O ICNF, enquanto autoridade nacional para a conservação da natureza e biodiversidade, assume particulares responsabilidades na prossecução destas finalidades, que acrescem às da elaboração do Plano de Ação para a Conservação da Natureza e Biodiversidade 2030, no qual se identificam as fontes de financiamento e os recursos financeiros necessários para a implementação da ENCNB 2030, bem como às da respetiva validação e ao acompanhamento da sua execução.

A avaliação da implementação da ENCNB 2030 e dos resultados alcançados que contribuem para a execução das medidas de concretização definidas é realizada no fórum intersetorial, através da adoção dos relatórios intercalar e final que o ICNF deverá elaborar.
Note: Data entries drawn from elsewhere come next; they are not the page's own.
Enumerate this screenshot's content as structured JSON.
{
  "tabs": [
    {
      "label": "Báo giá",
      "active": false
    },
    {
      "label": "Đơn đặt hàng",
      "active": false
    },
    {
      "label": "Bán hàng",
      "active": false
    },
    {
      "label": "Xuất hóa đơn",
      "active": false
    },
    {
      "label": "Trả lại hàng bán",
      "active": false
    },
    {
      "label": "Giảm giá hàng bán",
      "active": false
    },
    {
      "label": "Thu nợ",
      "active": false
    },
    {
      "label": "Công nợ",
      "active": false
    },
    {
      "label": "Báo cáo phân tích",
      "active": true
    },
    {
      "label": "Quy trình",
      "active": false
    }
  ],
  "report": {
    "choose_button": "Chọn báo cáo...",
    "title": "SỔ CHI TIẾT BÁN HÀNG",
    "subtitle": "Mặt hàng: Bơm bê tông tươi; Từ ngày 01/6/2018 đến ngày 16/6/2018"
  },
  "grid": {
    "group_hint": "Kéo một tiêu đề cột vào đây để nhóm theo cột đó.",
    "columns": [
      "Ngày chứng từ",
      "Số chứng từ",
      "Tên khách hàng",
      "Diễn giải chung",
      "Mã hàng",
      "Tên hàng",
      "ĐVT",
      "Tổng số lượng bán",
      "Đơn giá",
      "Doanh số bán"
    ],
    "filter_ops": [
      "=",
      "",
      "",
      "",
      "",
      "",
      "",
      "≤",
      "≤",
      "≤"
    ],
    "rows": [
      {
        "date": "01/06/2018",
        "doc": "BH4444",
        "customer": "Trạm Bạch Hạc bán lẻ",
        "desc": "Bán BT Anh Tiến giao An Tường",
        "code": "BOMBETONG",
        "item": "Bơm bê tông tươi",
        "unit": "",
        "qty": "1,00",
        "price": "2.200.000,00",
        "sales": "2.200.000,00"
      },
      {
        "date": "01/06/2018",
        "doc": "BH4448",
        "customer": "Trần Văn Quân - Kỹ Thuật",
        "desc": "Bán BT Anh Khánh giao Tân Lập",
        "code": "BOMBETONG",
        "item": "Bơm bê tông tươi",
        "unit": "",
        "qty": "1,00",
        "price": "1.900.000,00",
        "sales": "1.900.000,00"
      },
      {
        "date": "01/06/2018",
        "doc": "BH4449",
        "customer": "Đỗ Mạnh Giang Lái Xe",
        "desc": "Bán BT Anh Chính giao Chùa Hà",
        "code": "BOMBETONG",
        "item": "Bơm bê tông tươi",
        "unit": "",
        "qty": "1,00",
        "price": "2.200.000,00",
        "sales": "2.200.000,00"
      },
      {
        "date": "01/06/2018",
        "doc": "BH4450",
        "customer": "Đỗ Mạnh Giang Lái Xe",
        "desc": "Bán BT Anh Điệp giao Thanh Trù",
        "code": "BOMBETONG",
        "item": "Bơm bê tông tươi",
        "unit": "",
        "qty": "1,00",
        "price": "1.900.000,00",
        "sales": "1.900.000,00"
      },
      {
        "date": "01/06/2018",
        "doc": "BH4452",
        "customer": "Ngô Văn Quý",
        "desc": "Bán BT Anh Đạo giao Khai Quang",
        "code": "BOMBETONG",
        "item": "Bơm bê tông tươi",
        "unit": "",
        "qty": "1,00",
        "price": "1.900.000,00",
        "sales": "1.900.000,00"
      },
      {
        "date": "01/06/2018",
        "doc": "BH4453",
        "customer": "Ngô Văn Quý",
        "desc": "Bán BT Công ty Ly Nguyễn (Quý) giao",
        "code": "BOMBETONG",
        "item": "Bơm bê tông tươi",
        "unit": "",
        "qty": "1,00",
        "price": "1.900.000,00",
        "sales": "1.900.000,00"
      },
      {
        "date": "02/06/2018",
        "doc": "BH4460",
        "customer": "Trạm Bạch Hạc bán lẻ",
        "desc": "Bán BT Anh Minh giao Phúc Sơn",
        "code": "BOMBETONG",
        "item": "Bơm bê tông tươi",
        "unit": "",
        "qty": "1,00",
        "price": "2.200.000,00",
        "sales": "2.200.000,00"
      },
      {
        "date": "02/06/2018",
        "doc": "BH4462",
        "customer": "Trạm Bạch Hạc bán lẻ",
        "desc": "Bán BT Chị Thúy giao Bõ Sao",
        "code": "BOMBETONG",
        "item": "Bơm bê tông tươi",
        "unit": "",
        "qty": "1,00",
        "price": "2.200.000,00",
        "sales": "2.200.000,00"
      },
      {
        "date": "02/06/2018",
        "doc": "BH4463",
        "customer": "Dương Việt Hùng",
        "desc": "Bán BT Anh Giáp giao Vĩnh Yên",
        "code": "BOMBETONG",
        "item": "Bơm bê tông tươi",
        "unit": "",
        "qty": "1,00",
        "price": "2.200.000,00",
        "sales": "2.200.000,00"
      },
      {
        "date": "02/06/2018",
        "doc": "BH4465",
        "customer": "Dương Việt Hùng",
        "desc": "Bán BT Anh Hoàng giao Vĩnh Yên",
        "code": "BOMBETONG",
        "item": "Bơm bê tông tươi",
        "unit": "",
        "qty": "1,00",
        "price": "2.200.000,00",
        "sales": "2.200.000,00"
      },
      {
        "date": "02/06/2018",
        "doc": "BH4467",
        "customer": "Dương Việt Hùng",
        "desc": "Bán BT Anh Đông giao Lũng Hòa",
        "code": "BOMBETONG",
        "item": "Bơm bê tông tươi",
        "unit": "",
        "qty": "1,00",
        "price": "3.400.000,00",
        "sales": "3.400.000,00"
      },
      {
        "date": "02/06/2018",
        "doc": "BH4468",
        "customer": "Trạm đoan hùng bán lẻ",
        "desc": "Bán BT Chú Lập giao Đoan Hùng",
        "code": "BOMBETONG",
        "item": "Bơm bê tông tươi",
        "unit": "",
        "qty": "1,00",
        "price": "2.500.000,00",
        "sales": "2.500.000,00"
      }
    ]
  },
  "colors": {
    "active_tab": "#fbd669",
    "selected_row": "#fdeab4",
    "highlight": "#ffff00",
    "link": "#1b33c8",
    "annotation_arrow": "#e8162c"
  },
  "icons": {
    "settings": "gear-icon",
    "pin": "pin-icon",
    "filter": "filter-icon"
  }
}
Estes relatórios são devidamente acompanhados de parecer do Conselho Nacional do Ambiente e do Desenvolvimento Sustentável e têm em consideração os contributos setoriais dos diferentes ministérios, incluindo a referência expressa sobre a adequação ou a necessidade de revisão dos instrumentos de planeamento estratégico setoriais existentes.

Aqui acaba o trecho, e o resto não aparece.